Um yes but Rob you do collect some of my money, you aren't a charity. As I remember the fees we pay to the Insurance company amount to something like 8% plus etc etc spread over a number of years. There's no doubt the costs are higher than we are used to in the UK and need taking into account when determining a strategy, because in some circumstances they could outweigh the benefits.

And Mary, thanks very much for the excellent word document; how do we know you folks are professional, by whom you regulated, and are you sure that the change in the legal framework doesn't mean that some of your old clients might be advised to change strategy?

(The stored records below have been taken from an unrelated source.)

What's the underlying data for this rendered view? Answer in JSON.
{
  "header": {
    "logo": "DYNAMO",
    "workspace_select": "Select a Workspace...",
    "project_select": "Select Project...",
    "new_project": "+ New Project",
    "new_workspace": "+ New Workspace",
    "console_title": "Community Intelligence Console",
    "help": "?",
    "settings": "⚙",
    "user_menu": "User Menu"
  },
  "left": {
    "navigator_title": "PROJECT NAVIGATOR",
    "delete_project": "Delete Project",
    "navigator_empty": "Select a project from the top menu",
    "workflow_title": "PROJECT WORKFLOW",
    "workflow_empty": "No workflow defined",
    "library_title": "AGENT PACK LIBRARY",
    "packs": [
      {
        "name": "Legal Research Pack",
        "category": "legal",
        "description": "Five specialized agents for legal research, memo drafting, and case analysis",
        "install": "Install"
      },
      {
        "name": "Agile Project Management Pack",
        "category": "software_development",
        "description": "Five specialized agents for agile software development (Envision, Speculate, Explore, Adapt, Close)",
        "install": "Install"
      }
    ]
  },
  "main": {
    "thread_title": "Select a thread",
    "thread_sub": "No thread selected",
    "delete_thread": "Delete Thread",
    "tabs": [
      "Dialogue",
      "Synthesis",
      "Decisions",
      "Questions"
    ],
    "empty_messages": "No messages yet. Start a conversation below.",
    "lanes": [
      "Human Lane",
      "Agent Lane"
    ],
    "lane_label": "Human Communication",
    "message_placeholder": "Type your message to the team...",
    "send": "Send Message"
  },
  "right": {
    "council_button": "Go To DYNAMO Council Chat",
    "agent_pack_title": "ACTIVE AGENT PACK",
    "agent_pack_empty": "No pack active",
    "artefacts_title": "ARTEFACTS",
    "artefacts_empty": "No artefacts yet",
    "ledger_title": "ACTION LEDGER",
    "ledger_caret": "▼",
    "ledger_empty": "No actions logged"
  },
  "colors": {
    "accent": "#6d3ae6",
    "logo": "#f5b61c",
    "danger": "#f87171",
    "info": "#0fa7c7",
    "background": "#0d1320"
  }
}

No professional and regulated adviser would advise on a strategy where the costs outweigh benefits. just to be clear…

You are welcome :wink:

Thanks to Mary Taylor for stepping in and clarifying this. My fingers were itching too, as a fellow professional adviser in France. The only thing I would have added would have been a reference to traditional French obfuscation. Edicts from Brussels are introduced very swiftly into French legislation if they suit the French. If not, things are rather different. Be prepared for a lengthy period of stonewalling over this, with notaires dragging their heels over every centimetre of the way.

Going back briefly to your original question Steve, whatever happens to succession law will not change succession tax, so Assurance Vie will be as relevant as ever. I can't speak for Blevins, but I can assure you that at Spectrum the benefits you will get from assurance vie far outweigh the costs. New products are coming to the market regularly, and costs are therefore being driven down. We don't drive costs, as we don't charge anything at all to the client.

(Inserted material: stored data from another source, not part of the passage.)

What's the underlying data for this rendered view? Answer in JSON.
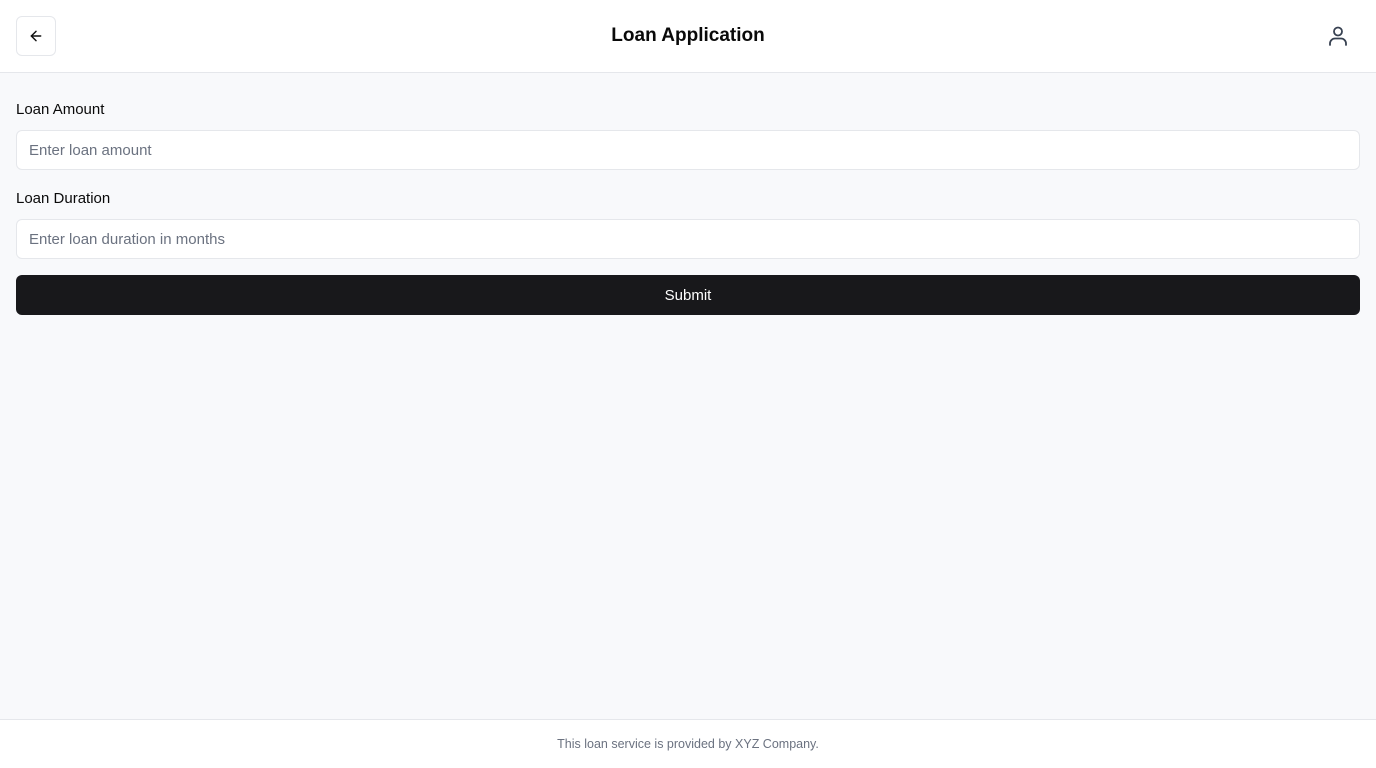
{
  "header": {
    "title": "Loan Application",
    "back_icon": "arrow-left-icon",
    "user_icon": "user-icon"
  },
  "form": {
    "amount_label": "Loan Amount",
    "amount_placeholder": "Enter loan amount",
    "amount_value": "",
    "duration_label": "Loan Duration",
    "duration_placeholder": "Enter loan duration in months",
    "duration_value": "",
    "submit_label": "Submit"
  },
  "footer": {
    "text": "This loan service is provided by XYZ Company."
  },
  "colors": {
    "background": "#f8f9fb",
    "surface": "#ffffff",
    "primary_button": "#18181b",
    "border": "#e5e7eb",
    "muted_text": "#6b7280"
  }
}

I am a Partner for Blevins Franks. I feel very concerned about the misinformation that seems to be developing here. Therefore I have hopefully attached an article, we have put together for our client database in response to this Connexion article. I have cleared this with the site owners. This may help, but I encourage you to seek advice according to your own situation and set of circumstances, with whoever you feel you need to. In addition,with an AV, you effectively create tax free allowances for those who wouldn’t otherwise have them (e.g. step children, unmarried and unPACSed partners, god children etc), and you effectively double the tax-free amount to a child.

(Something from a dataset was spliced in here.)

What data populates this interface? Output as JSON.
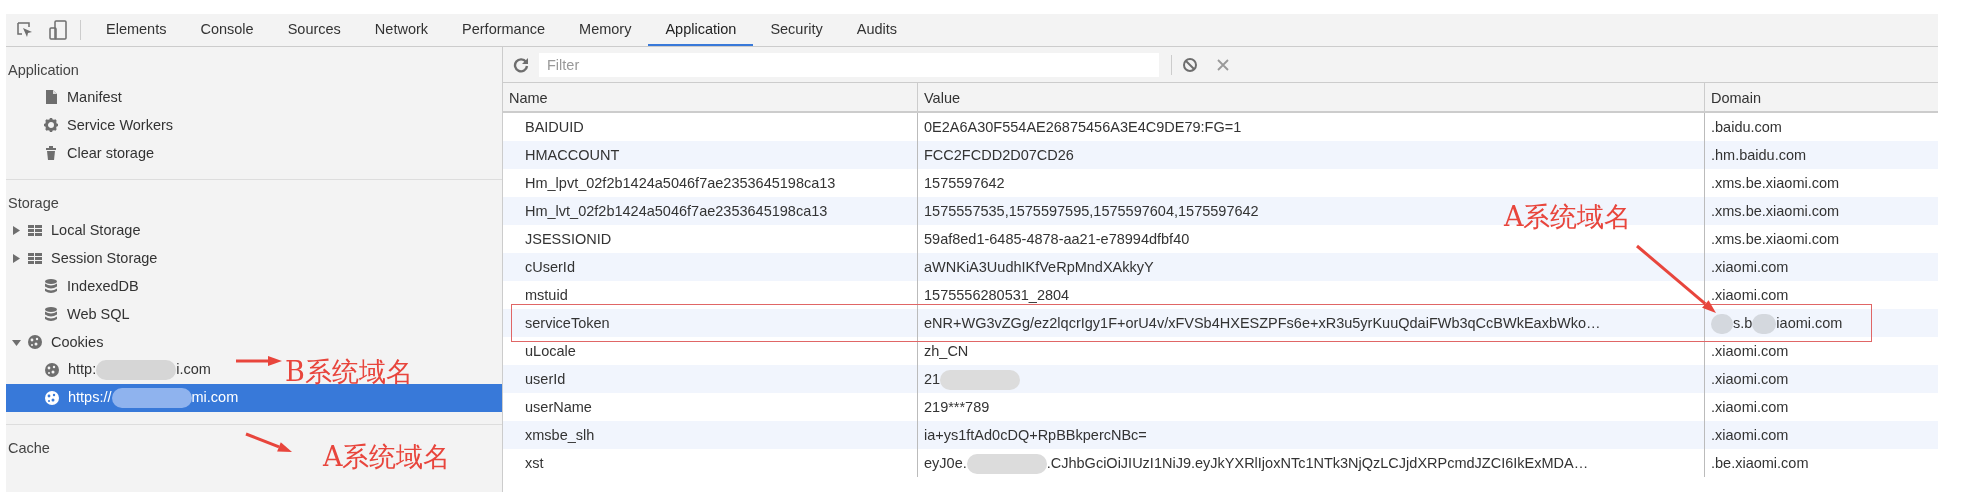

The UK inheritance rules would make no difference, because it is a life assurance policy and you nominate the beneficiary. The French tax rules would still apply to the AV if you die as a French resident, regardless of which inheritance laws apply.So hopefully you will see that you do not need to ditch anything.

'Estate' does sound like property and assets, fingers crossed that's what it means, do you have to make a will in France, Uk or both?

S C I (I'm guessing you have british telly)

sorry I can't find it on their website, other than the image of the printed paper front page on the website home page (I hope that's clear?).

This is what the circular email said

The European parliament has passed a regulation which allows expats in France to dictate in a will that they want the law of the state of their nationality to apply to their estate and not French inheritance law. This, in effect, means Britons in particular can leave their estate to whoever they wish and not be bound by strict inheritance rules as at present.

Hi. Can I politely beg to differ. Having read the draft legislation it will apply to all assets, including property.